Cielo Place is the new name for what was formerly Riverside Baptist Church, a house of worship that dates back to 1904. According to the developers behind Cielo Place, the church was in danger of demolition when an office developer closed on the property in 2018, prompting nearby residents to urge the city to place a historic hold on the building.
The city of Fort Worth then reached out to Saigebrook Development to see if it would be interested in purchasing the property, which it did in 2019, President Lisa Stephens said.
A historic designation for the church granted by the National Register for Historic Places in 2020 opened up state and federal tax credits that could be used to help pay for the renovation.
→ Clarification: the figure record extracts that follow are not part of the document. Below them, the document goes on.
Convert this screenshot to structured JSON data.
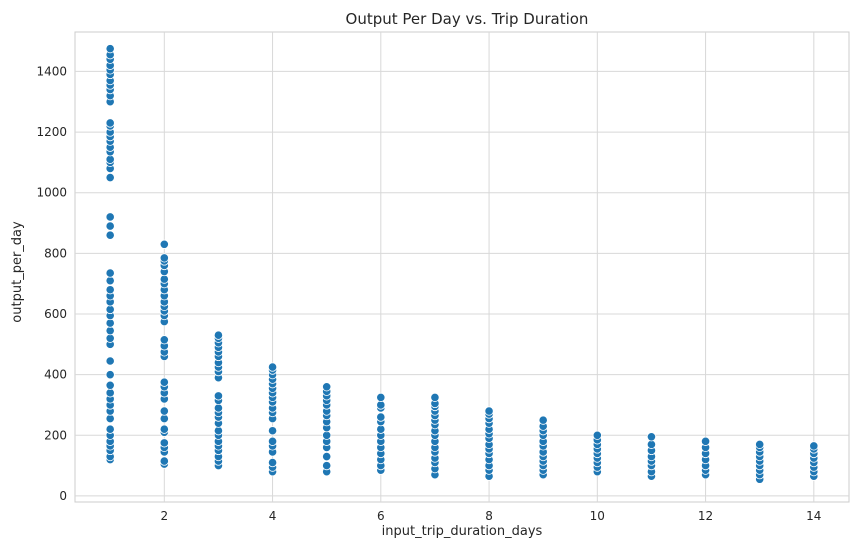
{
  "chart_data": {
    "type": "scatter",
    "title": "Output Per Day vs. Trip Duration",
    "xlabel": "input_trip_duration_days",
    "ylabel": "output_per_day",
    "xlim": [
      0.35,
      14.65
    ],
    "ylim": [
      -20,
      1530
    ],
    "x_ticks": [
      2,
      4,
      6,
      8,
      10,
      12,
      14
    ],
    "y_ticks": [
      0,
      200,
      400,
      600,
      800,
      1000,
      1200,
      1400
    ],
    "grid": true,
    "style": "seaborn-whitegrid",
    "marker_color": "#1f77b4",
    "groups": [
      {
        "x": 1,
        "y": [
          120,
          130,
          150,
          165,
          180,
          200,
          220,
          255,
          280,
          300,
          320,
          340,
          365,
          400,
          445,
          500,
          520,
          545,
          570,
          595,
          615,
          640,
          660,
          680,
          710,
          735,
          860,
          890,
          920,
          1050,
          1080,
          1100,
          1110,
          1135,
          1150,
          1170,
          1185,
          1200,
          1220,
          1230,
          1300,
          1320,
          1340,
          1355,
          1370,
          1390,
          1405,
          1420,
          1440,
          1455,
          1475
        ]
      },
      {
        "x": 2,
        "y": [
          105,
          115,
          145,
          160,
          175,
          210,
          220,
          255,
          280,
          320,
          340,
          360,
          375,
          460,
          475,
          495,
          515,
          575,
          595,
          610,
          625,
          640,
          660,
          680,
          700,
          715,
          740,
          760,
          775,
          785,
          830
        ]
      },
      {
        "x": 3,
        "y": [
          100,
          115,
          130,
          150,
          165,
          180,
          200,
          215,
          240,
          260,
          275,
          290,
          315,
          330,
          390,
          410,
          425,
          440,
          460,
          475,
          490,
          505,
          520,
          530
        ]
      },
      {
        "x": 4,
        "y": [
          80,
          95,
          110,
          145,
          165,
          180,
          215,
          255,
          275,
          290,
          310,
          325,
          340,
          355,
          370,
          385,
          400,
          415,
          425
        ]
      },
      {
        "x": 5,
        "y": [
          80,
          100,
          130,
          160,
          180,
          200,
          225,
          245,
          265,
          280,
          300,
          315,
          330,
          345,
          360
        ]
      },
      {
        "x": 6,
        "y": [
          85,
          100,
          120,
          140,
          160,
          180,
          200,
          220,
          245,
          260,
          290,
          300,
          325
        ]
      },
      {
        "x": 7,
        "y": [
          70,
          90,
          110,
          125,
          145,
          160,
          180,
          200,
          215,
          235,
          250,
          265,
          280,
          295,
          305,
          325
        ]
      },
      {
        "x": 8,
        "y": [
          65,
          85,
          100,
          120,
          140,
          155,
          170,
          190,
          205,
          220,
          240,
          255,
          270,
          280
        ]
      },
      {
        "x": 9,
        "y": [
          70,
          85,
          100,
          115,
          130,
          145,
          165,
          180,
          200,
          215,
          230,
          250
        ]
      },
      {
        "x": 10,
        "y": [
          80,
          95,
          110,
          125,
          140,
          155,
          170,
          185,
          200
        ]
      },
      {
        "x": 11,
        "y": [
          65,
          80,
          100,
          115,
          130,
          150,
          170,
          195
        ]
      },
      {
        "x": 12,
        "y": [
          70,
          85,
          100,
          120,
          140,
          160,
          180
        ]
      },
      {
        "x": 13,
        "y": [
          55,
          70,
          85,
          100,
          115,
          130,
          145,
          160,
          170
        ]
      },
      {
        "x": 14,
        "y": [
          65,
          80,
          95,
          110,
          125,
          140,
          155,
          165
        ]
      }
    ]
  }
}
In partnership with investment partners Hunt Capital Partners and Aetna, Saigebrook carried out the $22M project.
Demand for the property was immediate, Saigebrook Development Associate Alice Cruz said. Within 60 days, Accolade Property Management leased all 91 units.
“We knew that it would go quickly,” Cruz said. “There is such a need for affordable housing in Fort Worth in general, but also in close proximity to downtown.”
Many longtime residents of the Race Street area have been displaced as a result of recent gentrification, Stephens said. This project, which includes 80 affordable units and 11 market-rate units, was able to keep some of those families in the neighborhood.
“When [gentrification] begins to happen, housing prices begin to go up and folks tend to get pushed out,” Stephens said. “Being able to come in and provide these units and have the affordability combined with the accessibility, we think will have a long-term impact on this neighborhood.”
The building was expanded twice in the 1950s, and its last church service was held on Christmas Eve 2018. Saigebrook tasked Miller-Slayton Architects and interior design firm Ink & Oro with updating the building while preserving elements of its design.
Pieces of the church’s original stained glass windows were incorporated into the interior and exterior, and the common area features pews from the original sanctuary, altar and baptismal, according to Saigebrook. A community unveiling event will be held at the site on Dec. 16.
“As we peeled back the layers of this building — painstakingly preserving and restoring the woodwork, stained glass windows, light fixtures, and structural components — we also peeled back layers of history and learned so much about the history of this church and the community that has gathered here over the years,” Stephens said in a statement.